In IndyCar racing the Lola brand saw early success too with Indy 500 wins in both 1966 and 1978 before a heady era that saw Lola at times dominate the scene from the mid 1980s with a further Indy 500 win coming in 1990 during an era when other major forces were very active in the customer market.
11 CART Championship titles fell to Lola chassis too from 1984-2006, with Mario Andretti, his son Michael, Nigel Mansell, Bobby Rahal, Al Unser Jr, Cristiano da Matta, Paul Tracy and Sebastien Bourdais all taking championship honours aboard Lola’s chassis, many of these coming against stiff opposition from the likes of Reynard, Penske and others.
Success in F5000 and later F3000 came in the Broadley era also, with race and title triumphs galore.
In sportscar racing, beyond the early club racers, Broadley either designed and engineered, and/ or oversaw some truly iconic cars.
The groundbreaking Lola Mk 6 became the template for the later Ford GT (GT40), with Broadley crossing over to help adapt his design for the Ford factory’s use before later leaving the Ford effort to move on to his own new car, the now legendary Lola T70 of which over 100 would be produced in open top (Spider) and coupe form with championship wins in Can-Am and a win for Penske’s Chevrolet powered T70 in a Lola 1/2 at the 1969 24 Hours of Daytona.

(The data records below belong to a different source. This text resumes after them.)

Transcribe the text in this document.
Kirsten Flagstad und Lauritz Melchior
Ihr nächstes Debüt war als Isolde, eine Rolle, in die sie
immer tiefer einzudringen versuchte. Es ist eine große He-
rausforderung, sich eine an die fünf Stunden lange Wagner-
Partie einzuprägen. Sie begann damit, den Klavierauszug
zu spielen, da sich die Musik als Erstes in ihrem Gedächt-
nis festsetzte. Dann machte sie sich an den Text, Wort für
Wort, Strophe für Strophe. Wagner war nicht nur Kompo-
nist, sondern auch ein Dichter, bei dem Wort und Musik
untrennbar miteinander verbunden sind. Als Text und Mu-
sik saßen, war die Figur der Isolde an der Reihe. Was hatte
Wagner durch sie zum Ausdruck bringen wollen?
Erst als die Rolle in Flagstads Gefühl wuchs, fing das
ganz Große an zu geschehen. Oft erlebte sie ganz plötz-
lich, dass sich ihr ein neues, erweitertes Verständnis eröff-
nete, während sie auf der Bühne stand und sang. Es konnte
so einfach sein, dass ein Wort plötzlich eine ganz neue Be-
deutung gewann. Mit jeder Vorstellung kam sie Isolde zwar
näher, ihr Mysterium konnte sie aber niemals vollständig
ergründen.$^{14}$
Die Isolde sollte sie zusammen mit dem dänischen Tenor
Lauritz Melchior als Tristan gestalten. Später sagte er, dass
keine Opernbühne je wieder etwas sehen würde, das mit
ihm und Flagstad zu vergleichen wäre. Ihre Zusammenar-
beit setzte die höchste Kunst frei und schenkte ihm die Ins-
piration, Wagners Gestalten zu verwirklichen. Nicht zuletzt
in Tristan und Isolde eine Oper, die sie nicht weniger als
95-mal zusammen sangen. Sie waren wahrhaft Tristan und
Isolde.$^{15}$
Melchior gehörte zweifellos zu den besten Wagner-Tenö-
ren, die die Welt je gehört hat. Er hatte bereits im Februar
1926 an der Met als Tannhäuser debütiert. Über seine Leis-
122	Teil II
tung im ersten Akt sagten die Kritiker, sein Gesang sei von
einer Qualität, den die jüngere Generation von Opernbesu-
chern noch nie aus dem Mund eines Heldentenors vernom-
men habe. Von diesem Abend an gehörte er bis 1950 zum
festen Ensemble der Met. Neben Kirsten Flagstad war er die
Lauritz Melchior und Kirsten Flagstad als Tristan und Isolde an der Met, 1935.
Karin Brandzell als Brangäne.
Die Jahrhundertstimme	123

Lola designs saw big sales for customer sportscar efforts throughout the 1970s too with chassis produced for 2 and 3-litre classes in significant numbers, many of the cars still active and successful today in historic racing.
Lola’s sportscar construction continued throughout and beyond the Broadley era including Group C and GTP designs under its own banner and in the USA for both Corvette and Nissan, the latter seeing success with a double win at the Sebring 12 Hours in 1989 and 1990 and at the Daytona 24 Hours in 1992.
For his designs, competitiveness and marketplace success, and for his encouragement of engineering talent, with many well known names forging a career in the company’s workshops, Eric Broadley will forever be remembered and revered.
DSC sends its sincere condolences to his family and friends.